Il y a demain un bal chez Madame. J’ai vu chez Mademoiselle l’agitation des pierreries : cela m’a fait souvenir de nos tribulations passées, et plût à Dieu y être encore ! Pouvois-je être malheureuse avec vous ? Toute ma vie est pleine de repentirs. Monsieur Nicole, ayez pitié de moi, et me faites bien envisager les ordres de la Providence. Adieu, ma chère fille, je n’oserois dire que je vous adore, mais je ne puis concevoir qu’il y ait un degré d’amitié au delà de la mienne. Vous m’adoucissez et m’augmentez mes ennuis, par les aimables et douces assurances de la vôtre.


1672

240. — DE MADAME DE SÉVIGNÉ À MADAME DE GRIGNAN.

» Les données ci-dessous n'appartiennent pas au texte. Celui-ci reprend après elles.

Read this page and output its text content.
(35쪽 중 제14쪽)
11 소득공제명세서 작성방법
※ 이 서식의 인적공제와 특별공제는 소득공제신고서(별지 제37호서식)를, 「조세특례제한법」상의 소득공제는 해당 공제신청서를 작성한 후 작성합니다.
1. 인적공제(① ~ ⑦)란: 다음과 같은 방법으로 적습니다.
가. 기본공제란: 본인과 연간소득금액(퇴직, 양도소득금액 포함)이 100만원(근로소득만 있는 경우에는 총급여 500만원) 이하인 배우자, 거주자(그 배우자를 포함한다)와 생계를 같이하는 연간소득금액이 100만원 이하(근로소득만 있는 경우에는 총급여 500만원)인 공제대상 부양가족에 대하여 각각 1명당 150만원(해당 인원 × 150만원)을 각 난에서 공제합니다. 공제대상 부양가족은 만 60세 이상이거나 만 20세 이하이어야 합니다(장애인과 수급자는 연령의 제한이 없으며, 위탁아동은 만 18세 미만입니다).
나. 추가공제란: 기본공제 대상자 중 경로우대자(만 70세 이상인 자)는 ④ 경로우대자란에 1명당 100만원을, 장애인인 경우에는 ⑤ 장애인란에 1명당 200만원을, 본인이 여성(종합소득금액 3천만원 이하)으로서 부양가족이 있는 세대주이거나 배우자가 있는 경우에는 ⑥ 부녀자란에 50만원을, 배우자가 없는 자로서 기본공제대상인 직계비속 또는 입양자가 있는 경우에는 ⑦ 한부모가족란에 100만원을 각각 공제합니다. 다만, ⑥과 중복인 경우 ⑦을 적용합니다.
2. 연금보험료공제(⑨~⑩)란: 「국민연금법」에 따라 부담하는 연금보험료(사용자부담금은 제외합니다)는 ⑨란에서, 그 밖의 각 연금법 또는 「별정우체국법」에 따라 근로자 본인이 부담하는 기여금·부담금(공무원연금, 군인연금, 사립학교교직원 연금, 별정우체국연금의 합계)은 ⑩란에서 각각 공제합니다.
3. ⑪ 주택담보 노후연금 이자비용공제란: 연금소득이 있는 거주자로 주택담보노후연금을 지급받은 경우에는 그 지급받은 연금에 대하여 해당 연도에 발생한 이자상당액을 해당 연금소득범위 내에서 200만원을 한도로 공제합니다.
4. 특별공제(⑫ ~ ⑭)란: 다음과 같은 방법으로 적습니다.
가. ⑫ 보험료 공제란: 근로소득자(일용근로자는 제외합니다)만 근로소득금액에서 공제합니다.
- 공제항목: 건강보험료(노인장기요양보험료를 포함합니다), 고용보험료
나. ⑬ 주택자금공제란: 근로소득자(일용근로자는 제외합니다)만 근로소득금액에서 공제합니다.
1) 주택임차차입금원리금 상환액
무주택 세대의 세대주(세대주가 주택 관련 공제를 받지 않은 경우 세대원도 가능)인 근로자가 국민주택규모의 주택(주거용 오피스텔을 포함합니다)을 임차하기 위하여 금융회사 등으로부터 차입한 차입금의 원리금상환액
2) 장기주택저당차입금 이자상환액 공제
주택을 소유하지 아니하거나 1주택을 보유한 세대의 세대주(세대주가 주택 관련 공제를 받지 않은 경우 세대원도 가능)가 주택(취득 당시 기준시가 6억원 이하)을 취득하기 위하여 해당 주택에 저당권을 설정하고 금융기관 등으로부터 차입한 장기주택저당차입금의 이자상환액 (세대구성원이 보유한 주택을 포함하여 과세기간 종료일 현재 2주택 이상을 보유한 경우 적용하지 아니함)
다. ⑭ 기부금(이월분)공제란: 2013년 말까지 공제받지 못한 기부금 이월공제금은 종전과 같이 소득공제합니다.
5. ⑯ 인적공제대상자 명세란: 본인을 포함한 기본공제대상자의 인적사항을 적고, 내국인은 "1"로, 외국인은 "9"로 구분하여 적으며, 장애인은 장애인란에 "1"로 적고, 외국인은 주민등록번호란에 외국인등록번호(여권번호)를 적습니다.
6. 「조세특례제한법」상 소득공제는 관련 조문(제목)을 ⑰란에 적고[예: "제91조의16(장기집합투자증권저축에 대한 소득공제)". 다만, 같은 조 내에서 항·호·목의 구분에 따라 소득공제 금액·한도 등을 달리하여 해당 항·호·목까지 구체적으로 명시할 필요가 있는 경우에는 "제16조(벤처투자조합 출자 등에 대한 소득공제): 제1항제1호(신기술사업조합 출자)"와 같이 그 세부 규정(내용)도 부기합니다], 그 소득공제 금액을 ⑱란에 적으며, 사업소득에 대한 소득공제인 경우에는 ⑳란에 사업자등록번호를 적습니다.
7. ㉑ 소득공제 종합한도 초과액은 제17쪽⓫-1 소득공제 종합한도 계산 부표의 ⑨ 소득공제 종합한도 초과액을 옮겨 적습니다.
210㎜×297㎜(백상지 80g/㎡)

À Paris, vendredi 22e janvier, à dix heures du soir.

Enfin, ma fille, c’est tout ce que je puis faire que de quitter le petit coucher de Mademoiselle d’Adhémar pour vous écrire. Si vous ne voulez pas être jalouse, je ne sais que vous dire : c’est la plus aimable enfant que j’aie jamais vue : elle est vive, elle est gaie, elle a de petits desseins et de petites façons qui plaisent tout à fait.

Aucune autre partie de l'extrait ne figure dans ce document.